O daha uçakta iken, Baykal İzmir koltuğunu altından çekti…

Kocaoğlu, O'nu şiddetle savundu, 'Bu iş yanlış' dedi…

***

2010'da Baykal gitti, Kılıçdaroğlu geldi…

CHP MYK'ya seçildi…

Yerel Yönetimlerden ve Halkla İlişkilerden Sorumlu

Genel Başkan Yardımcısı oldu…

2011'de İzmir Milletvekili seçildi…

Bir hafiye gibi…

İzmir Büyükşehir Belediyesi'nin onaylanmayan projelerinin peşine düştü…

İzmirliler'in hakkını savundu…

Bakanlıklarda bekletilen projeler birer birer onaylanmaya başladı…

İlk kez…

'AKP İzmir'den 46 alıp 1 veriyor!' tespitini gündeme taşıdı…

Bi'daha milletvekilliği istemedi ama…

Üç yıl önce…

Üçüncü kez CHP İzmir İl Başkanı oldu…

İzmir Körfezi boyunca…

17 kilometrelik 'Laiklik için insan zinciri' oluşturdu; Türkiye bunu günlerce konuştu…

***

'Siyaset'e bi'ara verdim…' dese de…

Kocaoğlu'nun, 'Artık yokum' kararından…

Ama hepsinden önemlisi…

AK Parti'nin Nihat Zeybekci'yi İzmir adayı yapmasından…

Hemen sonra…

'Ben de varım bu yarışta…' deyiverdi…

Sadece 'bir kez' Ankara'ya gitti, Kılıçdaroğlu'ndan nezaketen 'izin' istedi…

Şimdi…

Resmen İzmir Büyükşehir Belediye Başkan Aday Adayı…

CHP'nin çatısından çıkacak kararı bekliyor…

***

Bilirsiniz…

Bir çok insan tesadüfe (rastlantıya) inanmaz…

Oysa…

Hayatımızı rastgele olaylar ve kaoslar yönetir…

Çünkü hayat tesadüflerle doludur!

***

'Hayatımı CHP'ye ve Sol Görüşe adadım' diyen…

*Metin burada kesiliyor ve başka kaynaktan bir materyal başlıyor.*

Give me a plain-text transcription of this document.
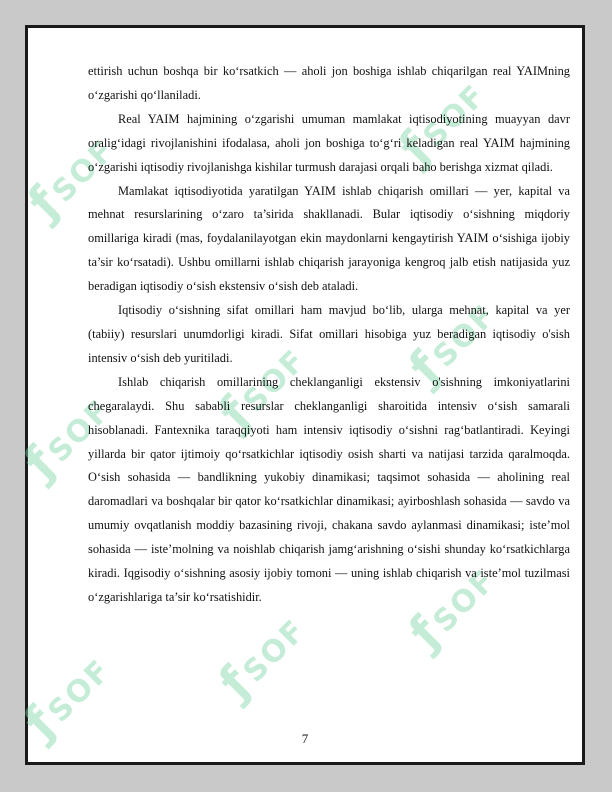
ƒSOF	ƒSOF
ƒSOF ƒSOF ƒSOF
ƒSOF ƒSOF ƒSOF

ettirish uchun boshqa bir ko‘rsatkich — aholi jon boshiga ishlab chiqarilgan real YAIMning o‘zgarishi qo‘llaniladi.

Real YAIM hajmining o‘zgarishi umuman mamlakat iqtisodiyotining muayyan davr oralig‘idagi rivojlanishini ifodalasa, aholi jon boshiga to‘g‘ri keladigan real YAIM hajmining o‘zgarishi iqtisodiy rivojlanishga kishilar turmush darajasi orqali baho berishga xizmat qiladi.

Mamlakat iqtisodiyotida yaratilgan YAIM ishlab chiqarish omillari — yer, kapital va mehnat resurslarining o‘zaro ta’sirida shakllanadi. Bular iqtisodiy o‘sishning miqdoriy omillariga kiradi (mas, foydalanilayotgan ekin maydonlarni kengaytirish YAIM o‘sishiga ijobiy ta’sir ko‘rsatadi). Ushbu omillarni ishlab chiqarish jarayoniga kengroq jalb etish natijasida yuz beradigan iqtisodiy o‘sish ekstensiv o‘sish deb ataladi.

Iqtisodiy o‘sishning sifat omillari ham mavjud bo‘lib, ularga mehnat, kapital va yer (tabiiy) resurslari unumdorligi kiradi. Sifat omillari hisobiga yuz beradigan iqtisodiy o'sish intensiv o‘sish deb yuritiladi.

Ishlab chiqarish omillarining cheklanganligi ekstensiv o'sishning imkoniyatlarini chegaralaydi. Shu sababli resurslar cheklanganligi sharoitida intensiv o‘sish samarali hisoblanadi. Fantexnika taraqqiyoti ham intensiv iqtisodiy o‘sishni rag‘batlantiradi. Keyingi yillarda bir qator ijtimoiy qo‘rsatkichlar iqtisodiy osish sharti va natijasi tarzida qaralmoqda. O‘sish sohasida — bandlikning yukobiy dinamikasi; taqsimot sohasida — aholining real daromadlari va boshqalar bir qator ko‘rsatkichlar dinamikasi; ayirboshlash sohasida — savdo va umumiy ovqatlanish moddiy bazasining rivoji, chakana savdo aylanmasi dinamikasi; iste’mol sohasida — iste’molning va noishlab chiqarish jamg‘arishning o‘sishi shunday ko‘rsatkichlarga kiradi. Iqgisodiy o‘sishning asosiy ijobiy tomoni — uning ishlab chiqarish va iste’mol tuzilmasi o‘zgarishlariga ta’sir ko‘rsatishidir.

7
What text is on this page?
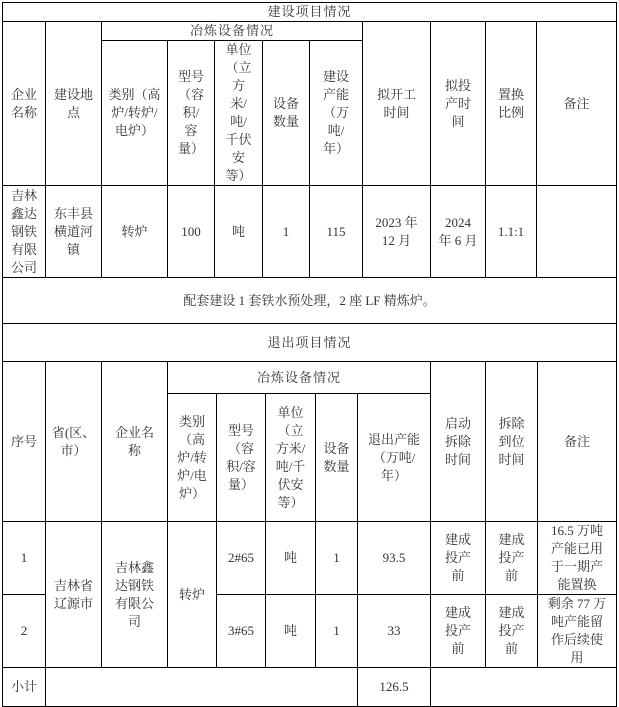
建设项目情况										

企业名称	建设地点	冶炼设备情况					拟开工时间	拟投产时间	置换比例	备注

		类别（高炉/转炉/电炉）	型号（容积/容量）	单位（立方米/吨/千伏安等）	设备数量	建设产能（万吨/年）				

吉林鑫达钢铁有限公司	东丰县横道河镇	转炉	100	吨	1	115	2023 年 12 月	2024 年 6 月	1.1:1	

配套建设 1 套铁水预处理，2 座 LF 精炼炉。										
退出项目情况										

序号	省(区、市）	企业名称	冶炼设备情况					启动拆除时间	拆除到位时间	备注

			类别（高炉/转炉/电炉）	型号（容积/容量）	单位（立方米/吨/千伏安等）	设备数量	退出产能（万吨/年）			

1	吉林省辽源市	吉林鑫达钢铁有限公司	转炉	2#65	吨	1	93.5	建成投产前	建成投产前	16.5 万吨产能已用于一期产能置换

2				3#65	吨	1	33	建成投产前	建成投产前	剩余 77 万吨产能留作后续使用

小计							126.5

İzmirli işadamı ve siyasetçi Alaattin Yüksel

Aziz Başkan gibi…

İzmir'in dünya klasmanında yer alacak başarılara imza atmak istiyor…

İddialı ve heyecanlı…

Hepsinden önemlisi…

Siyasetten ara sıra 'sille' yemiş olsa da…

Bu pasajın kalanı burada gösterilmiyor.